ECLI:NL:HR:2000:AA5543
Hoge Raad
- Cassatie
- Korthals Altes
- Zuurmond
- Pos
- Rechtspraak.nl
Discriminatie van niet-werkenden in belastingwetgeving en de rechtvaardiging van ongelijke behandeling
In deze zaak gaat het om een beroep in cassatie van belanghebbende X, wonende in Canada, tegen een uitspraak van het Gerechtshof te Leeuwarden van 11 december 1998. De zaak betreft een aanslag inkomstenbelasting/premie volksverzekeringen voor het jaar 1995, waarbij de Inspecteur een belastbaar inkomen van f 44.435,-- had vastgesteld. Na bezwaar van belanghebbende handhaafde de Inspecteur de aanslag, waarna belanghebbende in beroep ging bij het Hof. Het Hof bevestigde de uitspraak van de Inspecteur, waarop belanghebbende cassatie instelde.
De Hoge Raad beoordeelt de klachten van belanghebbende, die onder andere stellen dat het hoge arbeidskostenforfait voor werkenden in vergelijking met het lage forfait voor niet-werkenden, alsook de vrijstelling voor rente uit spaarloonregelingen, discriminatie van niet-werkenden oplevert. De Hoge Raad overweegt dat deze klachten een beroep doen op de onverenigbaarheid van de wettelijke regelingen met artikel 26 van het Internationaal Verdrag inzake burgerrechten en politieke rechten (IVBPR) en artikel 14 van het Europees Verdrag voor de Rechten van de Mens (EVRM) in verbinding met artikel 1 van Protocol 1.
De Hoge Raad concludeert dat het verschil in behandeling tussen werkenden en niet-werkenden gerechtvaardigd is, omdat het arbeidskostenforfait is ontworpen om de werkelijke arbeidskosten van belastingplichtigen te benaderen. Dit verschil is gebaseerd op het uitgangspunt dat niet-werkenden geen kosten maken voor het verwerven van arbeidsinkomsten. De wetgever heeft bovendien een prikkel willen creëren voor niet-actieven om de arbeidsmarkt te betreden door werkenden een voordeel te geven.

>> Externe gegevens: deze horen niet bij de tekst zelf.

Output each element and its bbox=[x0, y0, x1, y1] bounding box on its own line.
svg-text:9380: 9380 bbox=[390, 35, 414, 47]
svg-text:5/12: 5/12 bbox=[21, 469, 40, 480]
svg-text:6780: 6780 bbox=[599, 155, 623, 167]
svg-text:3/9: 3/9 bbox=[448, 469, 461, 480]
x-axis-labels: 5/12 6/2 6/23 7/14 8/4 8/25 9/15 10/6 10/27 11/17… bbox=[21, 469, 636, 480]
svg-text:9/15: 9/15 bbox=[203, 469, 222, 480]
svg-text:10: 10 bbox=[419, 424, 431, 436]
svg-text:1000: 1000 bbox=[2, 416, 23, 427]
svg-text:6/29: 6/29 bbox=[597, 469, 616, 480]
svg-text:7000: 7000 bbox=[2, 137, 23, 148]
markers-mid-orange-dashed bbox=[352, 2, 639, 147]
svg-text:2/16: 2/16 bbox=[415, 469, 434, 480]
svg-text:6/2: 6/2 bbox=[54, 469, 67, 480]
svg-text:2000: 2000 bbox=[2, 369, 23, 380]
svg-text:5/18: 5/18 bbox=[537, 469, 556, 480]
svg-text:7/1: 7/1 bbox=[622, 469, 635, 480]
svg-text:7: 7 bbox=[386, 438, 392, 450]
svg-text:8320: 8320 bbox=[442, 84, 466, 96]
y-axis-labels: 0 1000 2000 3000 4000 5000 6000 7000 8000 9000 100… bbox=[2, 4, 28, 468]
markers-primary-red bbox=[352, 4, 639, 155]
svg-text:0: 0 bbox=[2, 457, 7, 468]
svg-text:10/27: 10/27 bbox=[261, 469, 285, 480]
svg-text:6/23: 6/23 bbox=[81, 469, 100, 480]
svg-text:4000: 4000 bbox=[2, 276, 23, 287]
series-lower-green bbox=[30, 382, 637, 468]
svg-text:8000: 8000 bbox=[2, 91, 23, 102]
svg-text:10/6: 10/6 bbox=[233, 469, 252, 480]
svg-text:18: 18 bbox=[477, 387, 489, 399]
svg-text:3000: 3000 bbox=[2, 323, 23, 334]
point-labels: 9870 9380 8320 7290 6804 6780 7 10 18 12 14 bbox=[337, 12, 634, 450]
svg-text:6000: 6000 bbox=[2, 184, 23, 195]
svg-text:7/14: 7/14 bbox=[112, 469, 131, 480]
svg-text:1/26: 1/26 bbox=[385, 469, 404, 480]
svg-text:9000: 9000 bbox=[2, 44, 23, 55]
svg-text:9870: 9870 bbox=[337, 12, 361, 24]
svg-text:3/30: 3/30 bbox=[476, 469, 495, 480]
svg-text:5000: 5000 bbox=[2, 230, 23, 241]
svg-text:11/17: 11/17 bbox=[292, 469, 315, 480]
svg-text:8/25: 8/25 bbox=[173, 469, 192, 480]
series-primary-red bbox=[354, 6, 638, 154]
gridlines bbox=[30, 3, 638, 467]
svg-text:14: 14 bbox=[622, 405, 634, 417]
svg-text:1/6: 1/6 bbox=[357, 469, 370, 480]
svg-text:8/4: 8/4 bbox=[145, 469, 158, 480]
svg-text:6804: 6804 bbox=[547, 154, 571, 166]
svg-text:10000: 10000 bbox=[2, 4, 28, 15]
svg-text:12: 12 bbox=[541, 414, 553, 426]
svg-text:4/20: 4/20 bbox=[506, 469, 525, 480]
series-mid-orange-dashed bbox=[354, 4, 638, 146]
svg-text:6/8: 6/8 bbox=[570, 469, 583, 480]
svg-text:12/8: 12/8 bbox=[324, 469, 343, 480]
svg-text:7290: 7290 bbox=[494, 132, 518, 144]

De Hoge Raad verwerpt het beroep van belanghebbende, omdat de klachten niet tot cassatie kunnen leiden. De Hoge Raad acht geen termen aanwezig voor een veroordeling in de proceskosten. Dit arrest is op 19 april 2000 vastgesteld en openbaar uitgesproken door de vice-president Korthals Altes, samen met de raadsheren Zuurmond en Pos, in tegenwoordigheid van de waarnemend griffier Fase.